Division of General Internal Medicine
University of North Carolina, Chapel Hill
Michael Pignone, M.D., a 2009-10 Packer Policy Fellow, is professor of medicine and chief of the Division of General Internal Medicine at the University of North Carolina, Chapel Hill. He is also a fellow at the Lineberger Cancer Center and senior fellow at the Cecil Sheps Center for Health Services Research, where he also serves as co-director of medical practice and prevention research. Pignone's research is focused on chronic disease prevention and physician-patient communication and decision-making in primary care settings. His main areas of interest include heart disease prevention, colorectal cancer screening, and disease management for common chronic illnesses, such as diabetes, depression, heart failure, and chronic pain. Pignone received his medical degree and residency training in primary care internal medicine from the University of California, San Francisco. He then received fellowship training in clinical epidemiology and health services research through the UNC Robert Wood Johnson Clinical Scholars Program, and his master's degree in epidemiology from the UNC School of Public Health
Project: Pignone's project aims to determine the feasibility of implementing a national biennial bowel cancer screening program in Australia. Bowel cancer screening with annual of biennial faecal occult blood testing has been shown to reduce disease-specific incidence and mortality in randomized trials for adults ages 50-75. Currently, Australia has a limited screening program, but has not yet committed to a full program of biennial screening due to concern about program costs and whether sufficient infrastructure is available. Pignone's project aims to ascertain the approximate costs and benefits (in terms of life years gained) from full implementation of such a program. He will use cost and cost-effectiveness modeling (using data from the existing screening program) to estimate costs associated with key aspects of the program, including costs of: screening tests; diagnostic and surveillance colonoscopies; program administration; and adherence outreach, quality assurance, and efforts to reduce socio-economic, geographic, and ethnic disparities.
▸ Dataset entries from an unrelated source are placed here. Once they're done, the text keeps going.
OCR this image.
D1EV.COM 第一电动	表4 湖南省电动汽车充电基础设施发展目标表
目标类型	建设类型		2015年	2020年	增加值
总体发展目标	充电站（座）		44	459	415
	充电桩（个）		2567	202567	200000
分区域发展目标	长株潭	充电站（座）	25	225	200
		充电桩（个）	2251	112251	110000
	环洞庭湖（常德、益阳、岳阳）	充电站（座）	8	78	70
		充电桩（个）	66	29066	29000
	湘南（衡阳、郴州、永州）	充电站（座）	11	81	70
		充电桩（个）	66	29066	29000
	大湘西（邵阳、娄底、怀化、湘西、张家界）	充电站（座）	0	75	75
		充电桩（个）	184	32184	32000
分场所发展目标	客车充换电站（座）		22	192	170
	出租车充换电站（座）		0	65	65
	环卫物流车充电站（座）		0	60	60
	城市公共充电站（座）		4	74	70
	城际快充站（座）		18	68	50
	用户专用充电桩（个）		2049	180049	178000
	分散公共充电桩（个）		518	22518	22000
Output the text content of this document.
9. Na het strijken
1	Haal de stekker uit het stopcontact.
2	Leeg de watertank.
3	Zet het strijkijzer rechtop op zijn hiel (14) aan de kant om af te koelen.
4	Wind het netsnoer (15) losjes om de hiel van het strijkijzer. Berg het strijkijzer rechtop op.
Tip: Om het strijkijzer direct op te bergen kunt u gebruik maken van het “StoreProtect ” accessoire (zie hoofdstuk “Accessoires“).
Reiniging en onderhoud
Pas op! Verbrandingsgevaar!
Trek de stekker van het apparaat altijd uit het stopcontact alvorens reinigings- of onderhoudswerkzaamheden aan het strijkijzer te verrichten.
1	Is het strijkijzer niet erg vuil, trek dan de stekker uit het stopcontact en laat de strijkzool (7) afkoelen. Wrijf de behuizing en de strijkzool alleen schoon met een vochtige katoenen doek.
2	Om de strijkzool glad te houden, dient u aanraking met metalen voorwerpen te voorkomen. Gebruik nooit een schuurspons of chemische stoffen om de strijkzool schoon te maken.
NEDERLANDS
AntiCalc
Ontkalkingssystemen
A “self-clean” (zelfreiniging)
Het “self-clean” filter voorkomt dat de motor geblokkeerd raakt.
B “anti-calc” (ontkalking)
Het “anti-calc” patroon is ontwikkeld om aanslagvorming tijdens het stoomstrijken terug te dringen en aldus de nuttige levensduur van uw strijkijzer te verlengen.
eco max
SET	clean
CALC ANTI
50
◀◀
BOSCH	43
Career Activity Since Fellowship: “The Australian-American Health Policy Fellowship was an outstanding opportunity to learn about a different health care system and culture, as well as a wonderful family experience. I received excellent support from colleagues at the University of Sydney and the Australian Department of Health. Upon my return, the CDC commissioned me to perform a cost analysis of colon cancer screening in the US based on the work I did during my Fellowship in Australia.”
Current Position: Professor of Medicine , Chief, Division of General Internal Medicine, University of North Carolina Chapel Hill
Howard K, Brenner AT, Lewis C, Sheridan S, Crutchfield T, Hawley S, Nielsen ME, Pignone MP. A comparison of US and Australian men's values and preferences for PSA screening. BMC Health Serv Res, 2013
Howard K, Salkeld G, Pignone M, Hewett P, Cheung P, Olsen J, Clapton W, Roberts-Thomson IC. Preferences for CT colonography and colonoscopy as diagnostic tests for colorectal cancer: a discrete choice experiment. Value Health, 2011
MP Pignone, KL Flitcroft, K Howard, LJ Trevena, GP Salkeld, DJ St John. “Costs and cost-effectiveness of full implementation of a biennial faecal occult blood test screening program for bowel cancer in Australia.” Medical Journal of Australia. 2011
KL Filtcroft, DJ St. John, K Howard, SM Carter, MP Pignone, GP Salkeld, LJ Trevena. "A comparative case study of bowel cancer screening in the U.K. and Australia: evidence lost in translation." Journal of Medical Screening. 2011.